これは、出始めは入荷量が少ないこともあるが、卸売会社が産地からなるべく多くの荷物
を送ってもらおうと、少し高めの価格をつけていることもある。近年、果実の生産量が少な
くなっていることもあり、なるべく自分のところへ荷物を集めたい、と卸売会社同士でせめ
ぎあっているのだ。産地にとってはうれしい状況だ。
しかし一方で、「高値での売り先は限られる」という声もある。高値で販売できるのは
高級店やギフト向けなどで、そうした需要は相対的に少ないのが現実である。いつまでも
高値にこだわっていることで、量を売ってくれる販売先を逃すこともある。例えば、多くの
消費者を抱え、多量に販売する量販店などだ。
量販店では、品目ごとの販売価格がある程度決まっている。1 玉 500 円を超える梨や桃は
主要商材ではない。一般消費者を自認する私の手が伸びるのは、せいぜい 1 玉 250 円以下。

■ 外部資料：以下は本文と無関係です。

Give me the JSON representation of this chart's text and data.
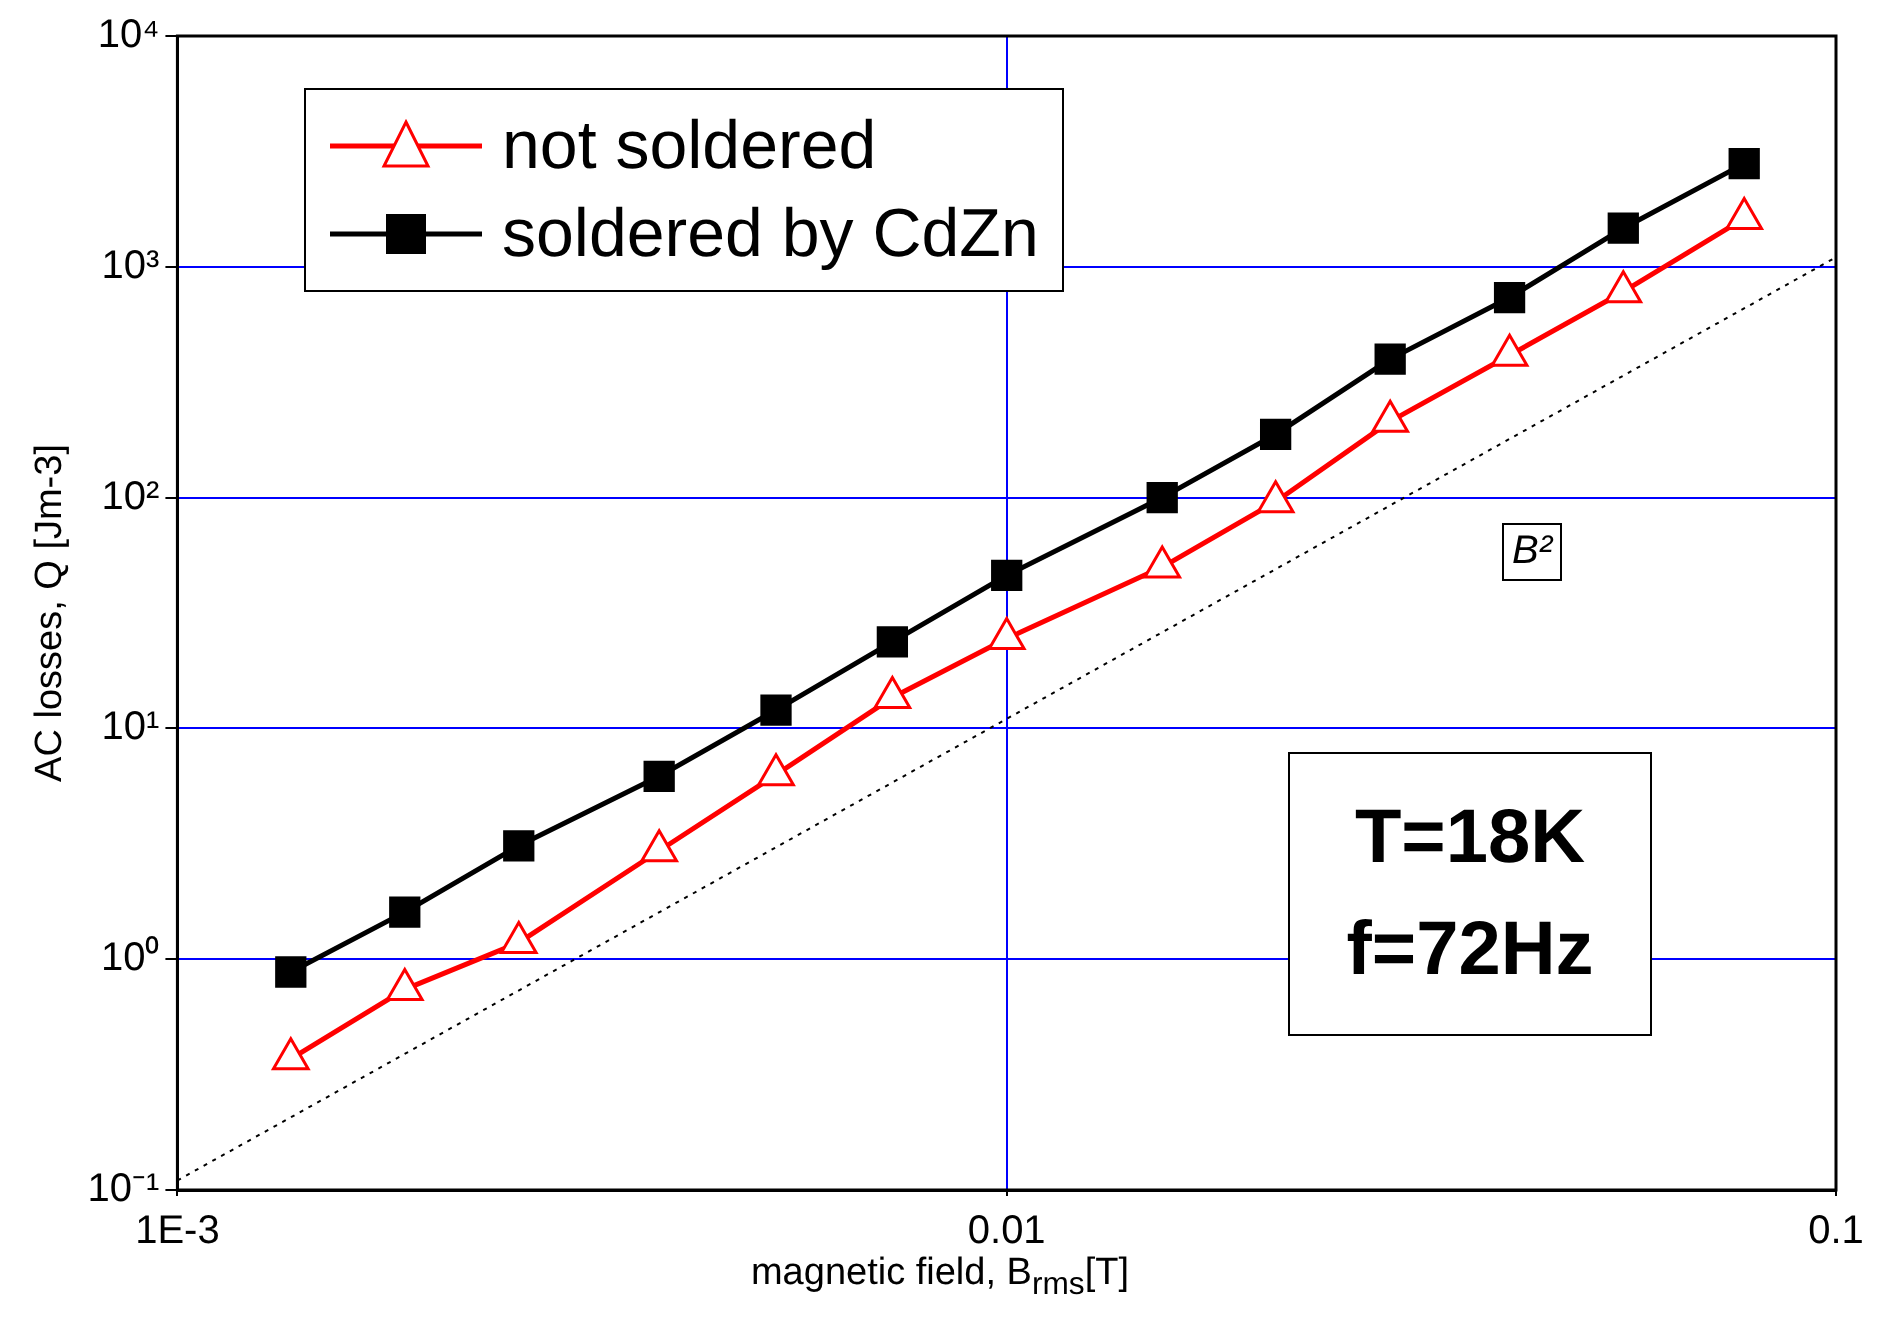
{
  "chart_data": {
    "type": "line",
    "xlabel": "magnetic field, B$_{rms}$[T]",
    "ylabel": "AC losses, Q [Jm-3]",
    "log": "xy",
    "xlim": [
      0.001,
      0.1
    ],
    "ylim": [
      0.1,
      10000
    ],
    "xticks": [
      {
        "value": 0.001,
        "label": "1E-3"
      },
      0.01,
      0.1
    ],
    "yticks": [
      {
        "value": 0.1,
        "label": "10⁻¹"
      },
      {
        "value": 1,
        "label": "10⁰"
      },
      {
        "value": 10,
        "label": "10¹"
      },
      {
        "value": 100,
        "label": "10²"
      },
      {
        "value": 1000,
        "label": "10³"
      },
      {
        "value": 10000,
        "label": "10⁴"
      }
    ],
    "grid": true,
    "legend": "top left",
    "x": [
      0.00137,
      0.00188,
      0.00258,
      0.00381,
      0.00527,
      0.00728,
      0.01,
      0.0154,
      0.0211,
      0.029,
      0.0404,
      0.0554,
      0.0775
    ],
    "series": [
      {
        "name": "not soldered",
        "color": "#ff0000",
        "marker": "triangle",
        "values": [
          0.37,
          0.74,
          1.18,
          2.95,
          6.3,
          13.6,
          24.5,
          50,
          96,
          214,
          414,
          780,
          1620
        ]
      },
      {
        "name": "soldered by CdZn",
        "color": "#000000",
        "marker": "square",
        "values": [
          0.88,
          1.6,
          3.1,
          6.2,
          12,
          23.7,
          46,
          100,
          188,
          398,
          736,
          1470,
          2800
        ]
      },
      {
        "type": "line",
        "color": "#000000",
        "line_style": "dotted",
        "marker": "none",
        "x": [
          0.001,
          0.1
        ],
        "values": [
          0.11,
          1100
        ]
      }
    ],
    "annotations": [
      {
        "text": "B²",
        "x": 0.043,
        "y": 58
      },
      "T=18K",
      "f=72Hz"
    ]
  }
}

お得感があるのは 1 玉 150 円以下。大きめのメロンでも 1 玉 1000 円を大きく超えると躊躇
してしまう。量販店で買い物をする人の感覚とはそんなものではないだろうか?
そんな販売価格から逆算すると、量販店向けの市場価格はいくらくらいが適正か、自然と
見えてくるはずだ。価格が高いにこしたことはないが、高級店・ギフト向け、量販店向け、
それぞれに適正価格、「いい値段」がある。需要がしっかりあるうちに、少し価格に目をつ
ぶっても、数量を販売してくれる顧客を確保する。そんな戦略もあるのかもしれない。
自分の商品をどこに、どんな価格で販売するか?ターゲットによって「いい値段」は変わっ
てくるに違いない。そう考えると、なにも高値だけが「いい値段」とは限らない。